About a half-mile down the trail, we encountered a group of people ascending a set of stairs cut into a cliff.

“It’s beautiful down there,” one of them told us. “You really should check it out.”

I glanced down at the narrow, winding steps, slippery with wet autumn leaves. Leah and I exchanged frowns.  The entire park had been beautiful. We’d already hiked, oohed and ahhed at the scenery, and gotten to be one with nature. Whatever lay at the bottom of those steps, even if it was hidden treasure, surely wasn’t worth the effort. Still, Murf—the friend who once convinced me to let her drive my mother’s car down the sidewalk in her college town—soon talked us into slogging down the stairs.

We maneuvered our way down, stepping carefully and grasping the rocky walls for stability. As we neared the bottom, I paused. Did I hear music?

The stairs opened up into a huge cavern. I gazed around to find a group of Amish people—nearly three dozen men, women, and children in traditional Amish clothing. Most were seated on the half-circle of rock floor, and others stood around them. Every one of them was singing. Their voices echoed throughout the cavern.

My friends and I glanced at each other with wide eyes and then we stood, listening, mesmerized. As they finished the last, perfectly harmonized chorus of “Amazing Grace,” I felt compelled to clap, but applause somehow seemed an inadequate response, inappropriate or even sacrilegious. And then, just as we started to walk away, one of the seated men slowly stood and began playing the bagpipes.

As surreal experiences go, as any of the memorable moments in my past six months came to be, this may have topped the list.

After talking with them afterward, we learned that not only was it our first visit to that cavern, it was each of their first times, too. The bagpiper wasn’t even among the Amish group. None of this experience was anticipated or planned, by any one of us.

It was pure serendipity that we all found ourselves there at that spot, on that day, at that exact moment.

As we left the park, I reflected upon how taking a small chance in life, following a whim, can change a life. If I  hadn’t decided to take that trip down south, if I hadn’t dismissed all my misgivings, if I hadn’t explored down those treacherous stairs into that cave, I would have missed out on that moment: which proved to be one of the most amazing and beautiful moments I’ve ever experienced.

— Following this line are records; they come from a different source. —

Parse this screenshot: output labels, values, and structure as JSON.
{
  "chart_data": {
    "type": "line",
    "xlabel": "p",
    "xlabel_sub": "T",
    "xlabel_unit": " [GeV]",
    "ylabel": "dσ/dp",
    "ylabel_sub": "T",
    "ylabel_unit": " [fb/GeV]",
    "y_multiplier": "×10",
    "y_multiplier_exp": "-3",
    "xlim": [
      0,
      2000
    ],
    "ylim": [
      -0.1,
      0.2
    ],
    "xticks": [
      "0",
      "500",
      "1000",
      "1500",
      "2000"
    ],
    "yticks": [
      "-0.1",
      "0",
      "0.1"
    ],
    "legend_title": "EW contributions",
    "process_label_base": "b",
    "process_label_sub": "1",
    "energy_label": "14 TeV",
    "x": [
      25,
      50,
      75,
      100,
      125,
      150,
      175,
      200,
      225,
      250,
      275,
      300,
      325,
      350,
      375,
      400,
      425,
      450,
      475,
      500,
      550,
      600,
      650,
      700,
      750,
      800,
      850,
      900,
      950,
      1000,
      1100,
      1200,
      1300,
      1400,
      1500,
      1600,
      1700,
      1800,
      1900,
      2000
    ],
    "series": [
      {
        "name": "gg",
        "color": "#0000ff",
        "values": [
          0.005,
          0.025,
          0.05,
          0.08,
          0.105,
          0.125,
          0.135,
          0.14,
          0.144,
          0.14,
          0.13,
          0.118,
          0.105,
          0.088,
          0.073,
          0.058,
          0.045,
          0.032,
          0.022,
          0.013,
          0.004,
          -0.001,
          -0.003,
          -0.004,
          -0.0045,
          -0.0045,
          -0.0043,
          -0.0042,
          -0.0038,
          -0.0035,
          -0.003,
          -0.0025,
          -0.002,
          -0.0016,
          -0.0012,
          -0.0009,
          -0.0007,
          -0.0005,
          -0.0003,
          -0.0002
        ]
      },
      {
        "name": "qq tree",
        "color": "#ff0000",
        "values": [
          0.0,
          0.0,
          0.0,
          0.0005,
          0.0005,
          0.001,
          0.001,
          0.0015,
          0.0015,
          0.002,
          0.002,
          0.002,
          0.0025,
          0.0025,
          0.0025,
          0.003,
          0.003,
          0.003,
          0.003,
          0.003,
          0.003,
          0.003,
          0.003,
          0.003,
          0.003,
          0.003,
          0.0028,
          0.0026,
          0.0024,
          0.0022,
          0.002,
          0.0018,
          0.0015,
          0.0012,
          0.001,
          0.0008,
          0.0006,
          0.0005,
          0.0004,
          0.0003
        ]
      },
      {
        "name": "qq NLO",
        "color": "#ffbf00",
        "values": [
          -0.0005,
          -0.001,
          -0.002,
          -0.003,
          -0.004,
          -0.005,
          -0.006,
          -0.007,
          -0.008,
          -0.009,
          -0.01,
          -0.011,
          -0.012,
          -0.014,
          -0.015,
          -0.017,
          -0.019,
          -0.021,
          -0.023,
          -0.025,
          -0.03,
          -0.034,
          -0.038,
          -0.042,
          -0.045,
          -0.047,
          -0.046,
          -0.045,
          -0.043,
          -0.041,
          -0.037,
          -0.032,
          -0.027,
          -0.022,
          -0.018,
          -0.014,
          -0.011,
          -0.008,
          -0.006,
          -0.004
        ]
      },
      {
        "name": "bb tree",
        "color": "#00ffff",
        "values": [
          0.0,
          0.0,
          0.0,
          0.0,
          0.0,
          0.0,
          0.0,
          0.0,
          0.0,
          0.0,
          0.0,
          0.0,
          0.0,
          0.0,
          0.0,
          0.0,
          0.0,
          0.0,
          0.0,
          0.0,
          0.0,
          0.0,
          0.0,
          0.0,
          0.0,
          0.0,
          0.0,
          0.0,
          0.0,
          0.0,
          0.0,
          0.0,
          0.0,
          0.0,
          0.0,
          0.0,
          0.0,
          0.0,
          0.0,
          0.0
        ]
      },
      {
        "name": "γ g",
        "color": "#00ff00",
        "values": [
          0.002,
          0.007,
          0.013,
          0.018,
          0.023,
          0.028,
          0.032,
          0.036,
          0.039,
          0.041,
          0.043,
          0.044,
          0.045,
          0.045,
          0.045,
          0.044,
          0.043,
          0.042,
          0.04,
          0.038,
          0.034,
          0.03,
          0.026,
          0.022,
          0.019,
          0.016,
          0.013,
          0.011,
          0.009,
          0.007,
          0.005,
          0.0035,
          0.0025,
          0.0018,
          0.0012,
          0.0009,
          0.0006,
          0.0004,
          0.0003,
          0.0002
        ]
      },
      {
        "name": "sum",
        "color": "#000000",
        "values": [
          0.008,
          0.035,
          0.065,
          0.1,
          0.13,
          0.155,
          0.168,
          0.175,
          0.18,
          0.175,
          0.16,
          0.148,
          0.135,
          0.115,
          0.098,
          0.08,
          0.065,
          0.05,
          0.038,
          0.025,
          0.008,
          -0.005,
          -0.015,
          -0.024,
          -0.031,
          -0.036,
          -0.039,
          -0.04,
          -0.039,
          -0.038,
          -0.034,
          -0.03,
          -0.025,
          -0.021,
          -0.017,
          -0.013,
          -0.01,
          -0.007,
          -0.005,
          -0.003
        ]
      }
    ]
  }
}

Was it fate or was it chance that led us down those slippery, rocky stairs that day?

All I know is the familiar road we choose to travel, over and over again, may be the safest and most comfortable. But, sometimes, we need to look beyond, above, and even below that well-worn path.

Because that’s often where the most beautiful soundtrack to our life exists.

What's the last thing that surprised you? What holds you back from taking that less-traveled road? Is it fate or is it chance that plays the biggest part in our lives?


  1. Lovely post Sherry. It must have been a beautiful moment. The most unexpected thing lately has been turning up at a book reading where I was presenting a story from my book in Verona, seeing one of my son's teachers in the crowd - we've since hung out, talked about writing, and I've found a like-minded cool friend who knows a lot about theatre and writing in my area, and is completely different from the average Italian school teacher. Unexpected!

    1. Finding a kindred spirit is always a happy surprise, Cat! So glad you've found one close to home!

  2. Oh, Sherry! I wish I'd been there with you!

    Someone one said that Chance is just Fate with Free Will. I'm not sure what it means, but I know not choosing is a choice, too.

    I'm so glad you chose those steps! :)

    1. Wow, great quote, Sarah! And so appropriate for The 52/52 Project! Thanks for sharing!

  3. Replies
    1. Ha! OK, Bluz, I have a new mission. I need to find a REALLY good experience to check off my list--in Baltimore. And I'm dragging your sorry ass with me!